There Were 45 Non-Suicide Gun Deaths On New Year's Day Alone

by Madison Vanderberg
KENA BETANCUR/Getty

The Gun Violence Archive reports that guns killed 177 people on New Year’s Day in the U.S.

The new year should be a time for new beginnings and clean starts, but unfortunately for Americans, it’s a grim reminder that our nation’s gun violence epidemic followed us into the new decade. According to data compiled in real-time by the Gun Violence Archive, 177 people died as a result of gun violence on New Year’s Day.

Of the 177 people who lost their life yesterday, 132 were suicides and 45 were classified as non-suicide deaths. There were an additional 103 gun violence injuries reported as well. This all happened in one day.

There were also three mass shootings on New Year’s Day. Newsweek reports that a mass shooting in St. Louis, Missouri just after midnight left three dead and one injured. In Huntington, West Virginia, a gunman opened fire at Kulture Hookah Bar, and thankfully nobody died but seven were injured. Another shooting at Cleveland’s Club Medusa on New Year’s Eve left four injured. And those were just the casualties that happened in 2020, USA Today reports at least two other mass shootings at bars on New Year’s Eve before the clock struck midnight.

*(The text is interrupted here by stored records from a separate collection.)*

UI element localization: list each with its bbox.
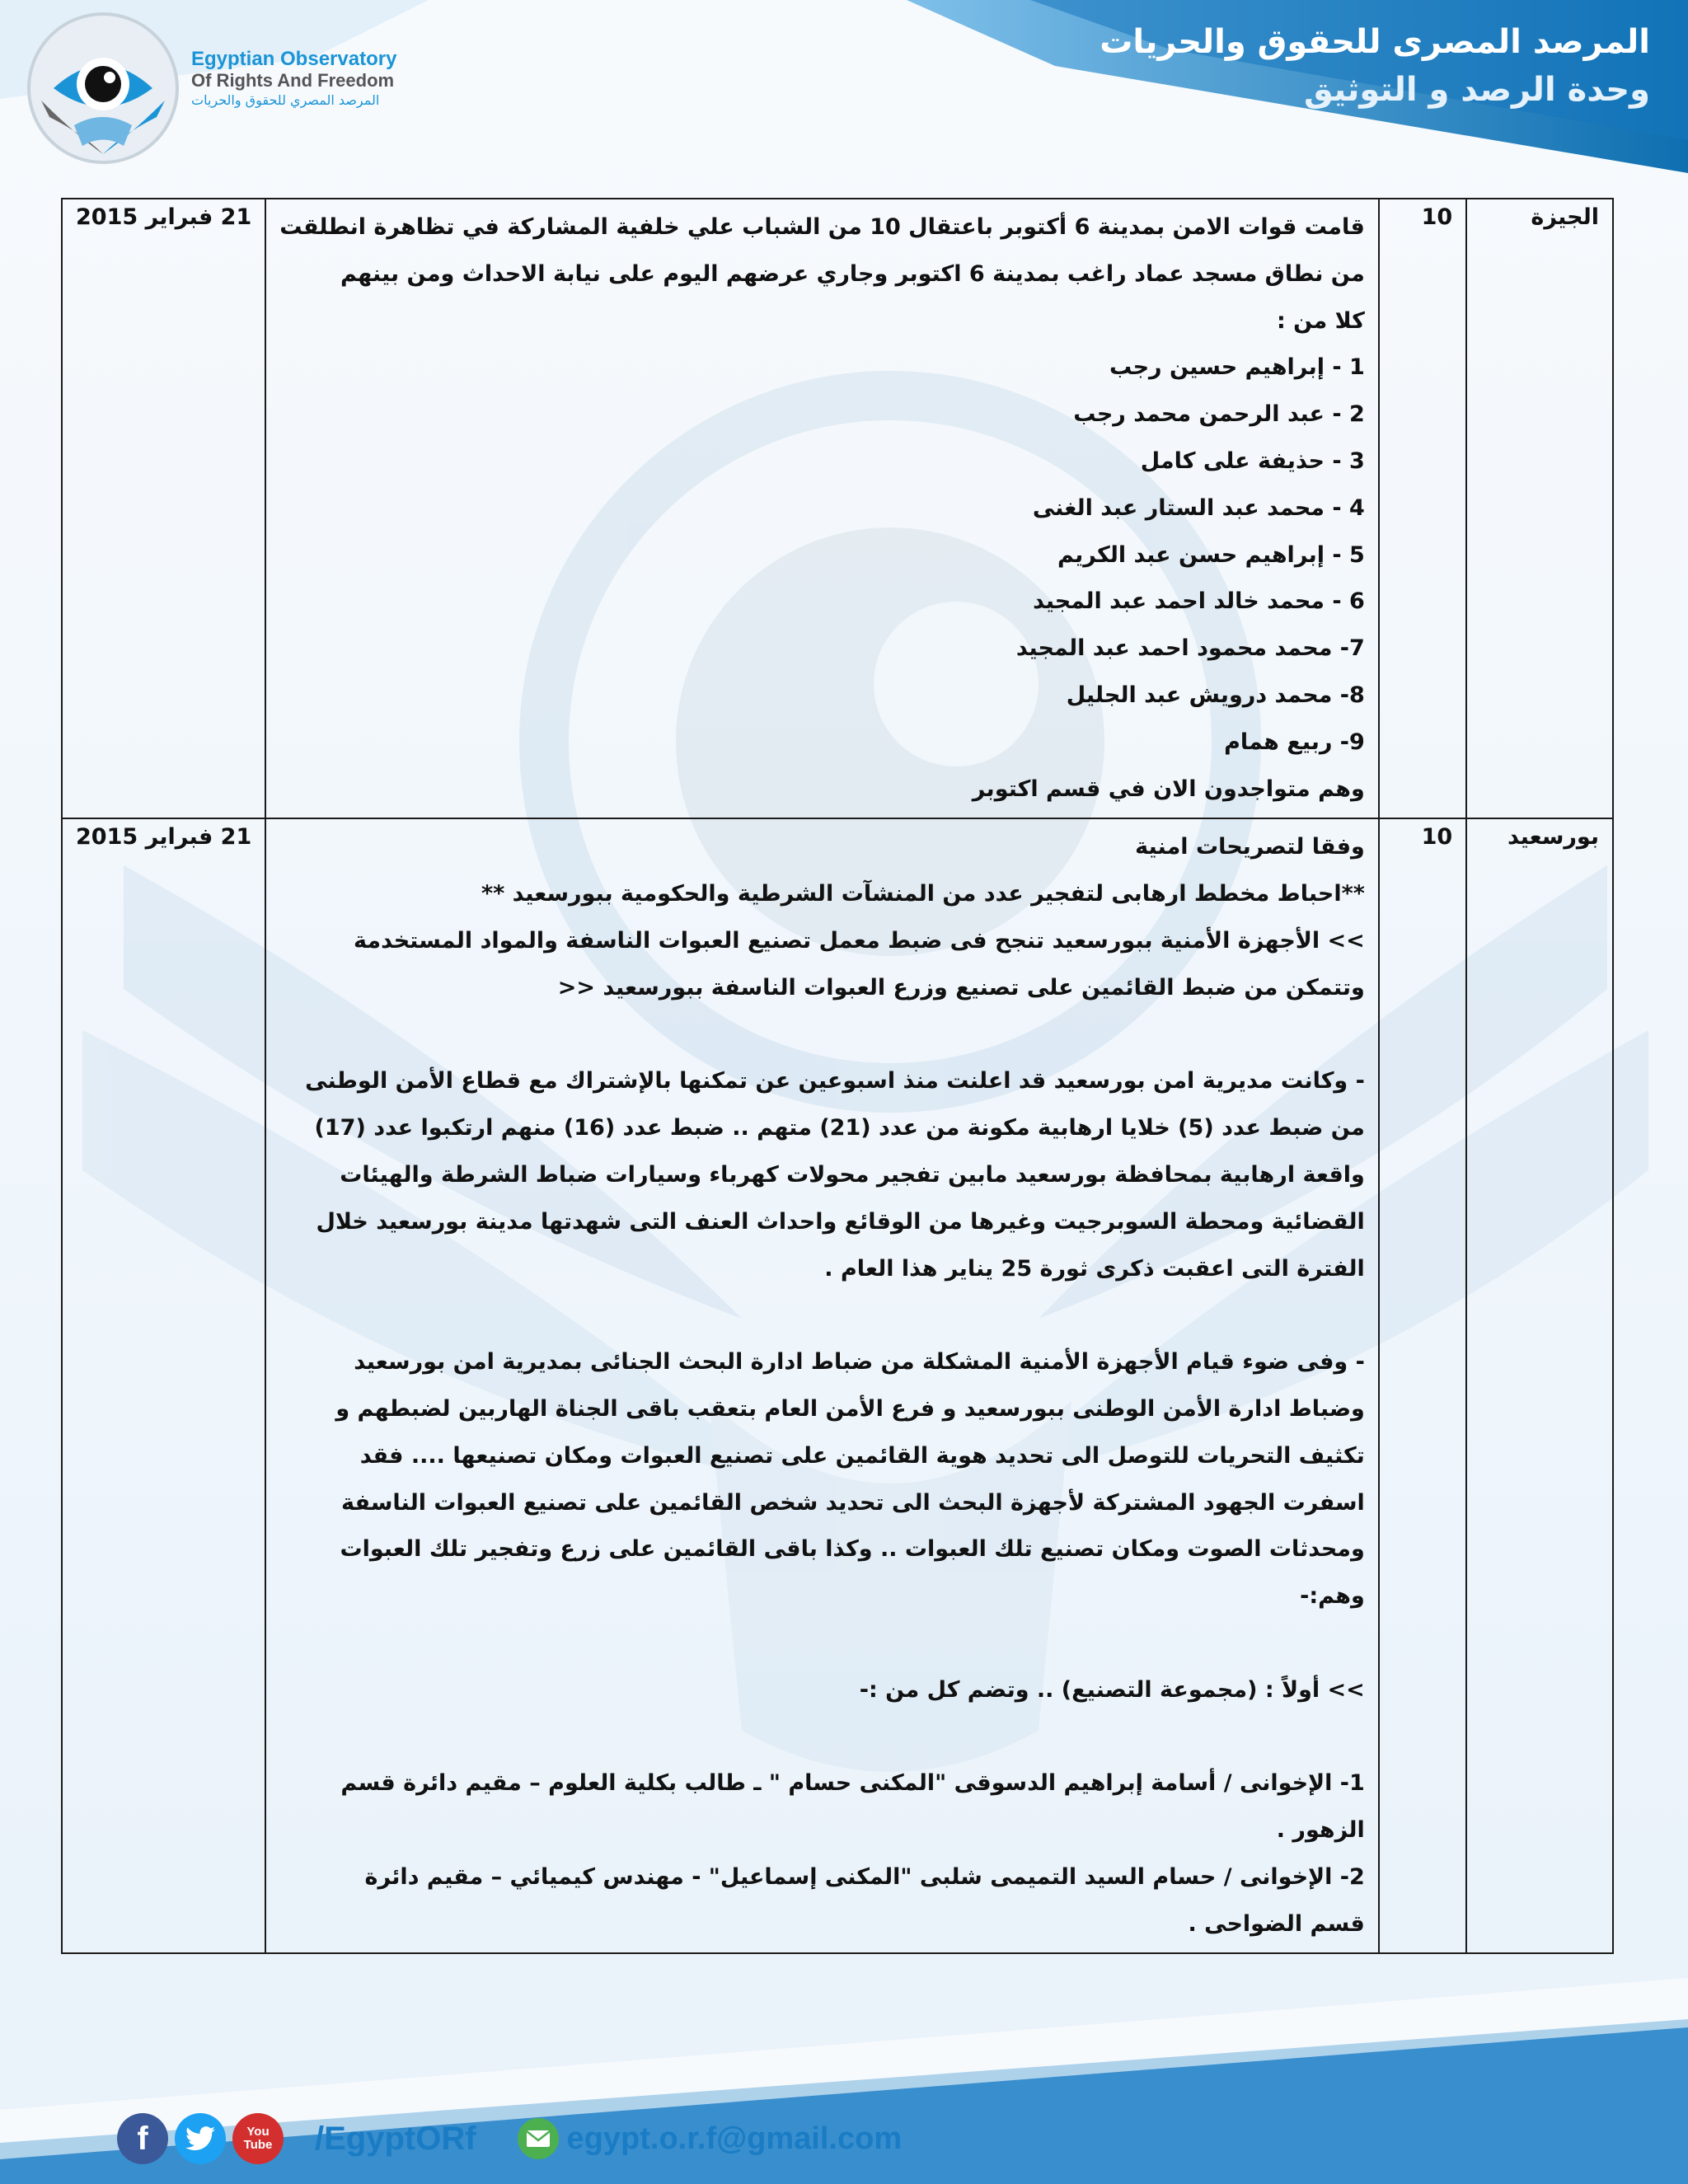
facebook-glyph: f: [137, 2120, 148, 2157]
facebook-icon[interactable]: [117, 2113, 168, 2164]
detail-line: 2 - عبد الرحمن محمد رجب: [1073, 401, 1365, 428]
youtube-label-top: You: [246, 2125, 270, 2139]
detail-line: وهم متواجدون الان في قسم اكتوبر: [972, 776, 1365, 802]
detail-line: اسفرت الجهود المشتركة لأجهزة البحث الى تحديد شخص القائمين على تصنيع العبوات الناسفة: [341, 1489, 1365, 1516]
cell-count: 10: [1379, 199, 1466, 818]
twitter-icon[interactable]: [175, 2113, 226, 2164]
detail-line: >> الأجهزة الأمنية ببورسعيد تنجح فى ضبط معمل تصنيع العبوات الناسفة والمواد المستخدمة: [354, 927, 1365, 954]
cell-governorate: بورسعيد: [1466, 818, 1613, 1953]
footer: [117, 2111, 902, 2166]
cell-date: 21 فبراير 2015: [62, 199, 265, 818]
detail-line: وتتمكن من ضبط القائمين على تصنيع وزرع العبوات الناسفة ببورسعيد <<: [557, 974, 1365, 1001]
detail-line: >> أولاً : (مجموعة التصنيع) .. وتضم كل من :-: [859, 1676, 1365, 1703]
detail-line: 2- الإخوانى / حسام السيد التميمى شلبى "المكنى إسماعيل" - مهندس كيميائي – مقيم دائرة: [364, 1863, 1365, 1890]
cell-details: [265, 199, 1379, 818]
detail-line: 7- محمد محمود احمد عبد المجيد: [1015, 635, 1365, 662]
organization-logo: [25, 10, 181, 166]
cell-count: 10: [1379, 818, 1466, 1953]
detail-line: القضائية ومحطة السوبرجيت وغيرها من الوقائع واحداث العنف التى شهدتها مدينة بورسعيد خلال: [316, 1208, 1365, 1235]
logo-name-en-1: Egyptian Observatory: [191, 48, 397, 70]
detail-line: 9- ربيع همام: [1224, 729, 1365, 755]
detail-line: 4 - محمد عبد الستار عبد الغنى: [1032, 494, 1365, 521]
logo-text: [191, 48, 396, 110]
detail-line: 3 - حذيفة على كامل: [1140, 448, 1365, 474]
page-header: [1100, 18, 1650, 114]
detail-line: ومحدثات الصوت ومكان تصنيع تلك العبوات .. وكذا باقى القائمين على زرع وتفجير تلك العبوات: [340, 1536, 1365, 1563]
youtube-label-bottom: Tube: [243, 2138, 273, 2152]
detail-line: 6 - محمد خالد احمد عبد المجيد: [1033, 588, 1365, 615]
detail-line: 5 - إبراهيم حسن عبد الكريم: [1057, 541, 1365, 568]
logo-name-en-2: Of Rights And Freedom: [191, 70, 395, 91]
logo-name-ar: المرصد المصري للحقوق والحريات: [191, 92, 380, 108]
envelope-glyph: [526, 2130, 551, 2148]
email-icon: [518, 2118, 559, 2159]
detail-line: قامت قوات الامن بمدينة 6 أكتوبر باعتقال 10 من الشباب علي خلفية المشاركة في تظاهرة انطلقت: [279, 214, 1365, 240]
detail-line: واقعة ارهابية بمحافظة بورسعيد مابين تفجير محولات كهرباء وسيارات ضباط الشرطة والهيئات: [340, 1161, 1365, 1188]
detail-line: وضباط ادارة الأمن الوطنى ببورسعيد و فرع الأمن العام بتعقب باقى الجناة الهاربين لضبطهم و: [335, 1395, 1365, 1422]
detail-line: **احباط مخطط ارهابى لتفجير عدد من المنشآت الشرطية والحكومية ببورسعيد **: [481, 881, 1365, 907]
page-title: المرصد المصرى للحقوق والحريات: [1100, 23, 1650, 61]
table-row: [62, 199, 1613, 818]
detail-line: قسم الضواحى .: [1188, 1910, 1365, 1937]
detail-spacer: [279, 1292, 1365, 1339]
detail-line: الزهور .: [1276, 1817, 1365, 1844]
page-subtitle: وحدة الرصد و التوثيق: [1304, 71, 1650, 109]
detail-spacer: [279, 1714, 1365, 1761]
detail-line: من ضبط عدد (5) خلايا ارهابية مكونة من عدد (21) متهم .. ضبط عدد (16) منهم ارتكبوا عدد (17): [314, 1115, 1365, 1141]
email-address[interactable]: egypt.o.r.f@gmail.com: [566, 2121, 903, 2156]
cell-date: 21 فبراير 2015: [62, 818, 265, 1953]
detail-spacer: [279, 1620, 1365, 1667]
detail-line: 8- محمد درويش عبد الجليل: [1066, 682, 1365, 708]
twitter-bird: [185, 2126, 215, 2151]
records-table: [61, 198, 1614, 1954]
cell-governorate: الجيزة: [1466, 199, 1613, 818]
records-body: [62, 199, 1613, 1953]
detail-line: وهم:-: [1300, 1583, 1365, 1610]
detail-line: 1- الإخوانى / أسامة إبراهيم الدسوقى "المكنى حسام " ـ طالب بكلية العلوم – مقيم دائرة قسم: [340, 1770, 1365, 1797]
detail-spacer: [279, 1012, 1365, 1059]
detail-line: - وفى ضوء قيام الأجهزة الأمنية المشكلة من ضباط ادارة البحث الجنائى بمديرية امن بورسعيد: [354, 1349, 1365, 1376]
detail-line: من نطاق مسجد عماد راغب بمدينة 6 اكتوبر وجاري عرضهم اليوم على نيابة الاحداث ومن بينهم: [340, 260, 1365, 287]
detail-line: 1 - إبراهيم حسين رجب: [1109, 354, 1365, 381]
detail-line: تكثيف التحريات للتوصل الى تحديد هوية القائمين على تصنيع العبوات ومكان تصنيعها .... فقد: [359, 1442, 1365, 1469]
detail-line: - وكانت مديرية امن بورسعيد قد اعلنت منذ اسبوعين عن تمكنها بالإشتراك مع قطاع الأمن الوطنى: [305, 1068, 1365, 1094]
cell-details: [265, 818, 1379, 1953]
detail-line: وفقا لتصريحات امنية: [1135, 834, 1365, 860]
detail-line: كلا من :: [1276, 307, 1365, 334]
youtube-icon[interactable]: [232, 2113, 284, 2164]
table-row: [62, 818, 1613, 1953]
social-handle[interactable]: /EgyptORf: [315, 2120, 476, 2157]
detail-line: الفترة التى اعقبت ذكرى ثورة 25 يناير هذا العام .: [824, 1255, 1365, 1282]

Despite warnings from police to refrain from shooting guns on New Year’s Eve to “celebrate the New Year,” 2020 also brought with it tragic stories of accidental gun deaths, like 61-year-old Philippa Ashford from Texas who was watching fireworks on New Year’s Eve when a stray bullet from “celebratory gunfire” somewhere else in the neighborhood struck and killed her. A 31-year-old Ohio woman also died this year when her boyfriend shot her while firing off rounds to ring in the new year.

Shannon Watts — founder of Mom’s Demand, a gun reform advocacy group — shared the statistics online and the Twitter responses were illuminating, especially the ones from people who don’t live in America.

According to 2017 FBI data (via the BBC), gun-related homicides made up 73% of all killings in the U.S., compared to Australia’s 13% and England’s 3%.

As America becomes desensitized to statistics like these, various advocacy groups want to do something about gun reform. Everytown plans to end gun violence by attacking the issue from all sides, including advocating for better background checks, laws that would prevent domestic abusers from possessing firearms, and “Red Flag Laws” which would allow family members and police to ask a judge to temporarily block anyone they feel is a danger to themselves or others from purchasing a firearm.

We hope we don’t have to write a headline like this one next New Year’s Day.